Isso porque os olhares atentos da mídia agora passarão a se concentrar em outros personagens, na manutenção da cobertura do escândalo Cachoeira, como já ocorrera com o Governador Marconi Perillo, que administrou melhor do que Demóstenes o seu envolvimento com o escândalo, as denúncias e seus personagens, apesar de ter cometido graves erros iniciais de comunicação, sobre os quais falaremos em outro artigo.
Há hoje, ainda no clima da cassação do ex-Senador, indicações de que a bola da vez no Congresso Nacional é o deputado federal Carlos Alberto Leréia, do PSDB, amigo e parceiro confesso do contraventor. Os demais acusados, os deputados Sandes Júnior, Protógenes Queiroz e Rubens Otoni, tendem a ser ou já foram inocentados pela Casa. Sem dúvida que se alguém for punido agora, será o deputado Leréia. Mas, isso somente ocorrerá por razões políticas e sob intensa pressão da opinião pública, ou seja, caso o escândalo não esfrie e não seja superposto pelo corporativismo da Câmara dos Deputados.
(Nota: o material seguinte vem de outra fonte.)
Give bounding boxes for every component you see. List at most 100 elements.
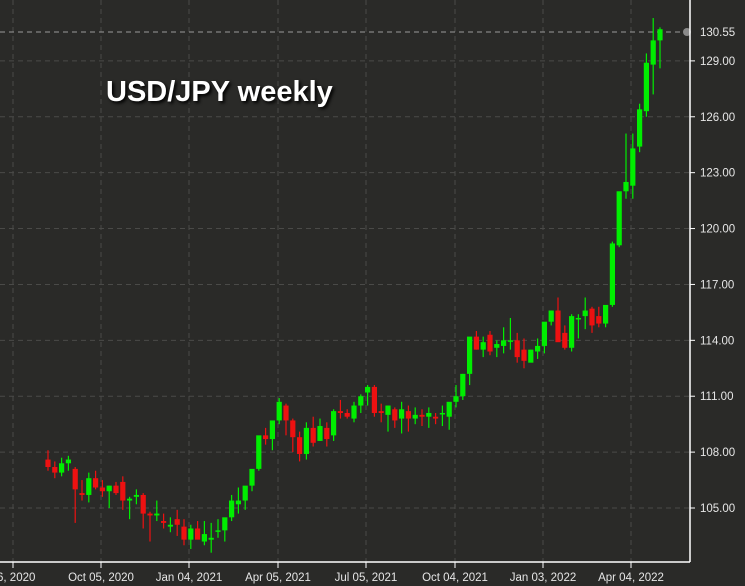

Há também quem diga que o foco agora recairá sobre o suplente do ex-Senador, o milionário engenheiro Wilder Morais, cuja proximidade com Carlos Cachoeira parece ser ainda maior do que tinha Demóstenes, seja por ter supostamente enriquecido na relação com ele, seja por ter comprovadamente perdido a esposa para o contraventor (o que não configura crime algum, mas pode, sim, redundar em significativo dano de imagem). Caso as denúncias se avolumem a ponto do Senado reagir de novo, teremos o caso inédito do suplente de parlamentar cassado que poderá também ser lançado ao fosso da cassação.
Observe-se que, sedenta do sangue do primeiro acusado, o clamor público pode prosseguir em busca de novas cabeças a serem cortadas. É que os escândalos podem se reproduzir, seja em novos escândalos, seja por novos envolvimentos. E, ao que demonstra este caso recente, em tempos de internet tais episódios de deterioração de imagem são, ao mesmo tempo, extremamente velozes e bastante imprevisíveis, o que os torna dificilmente administráveis.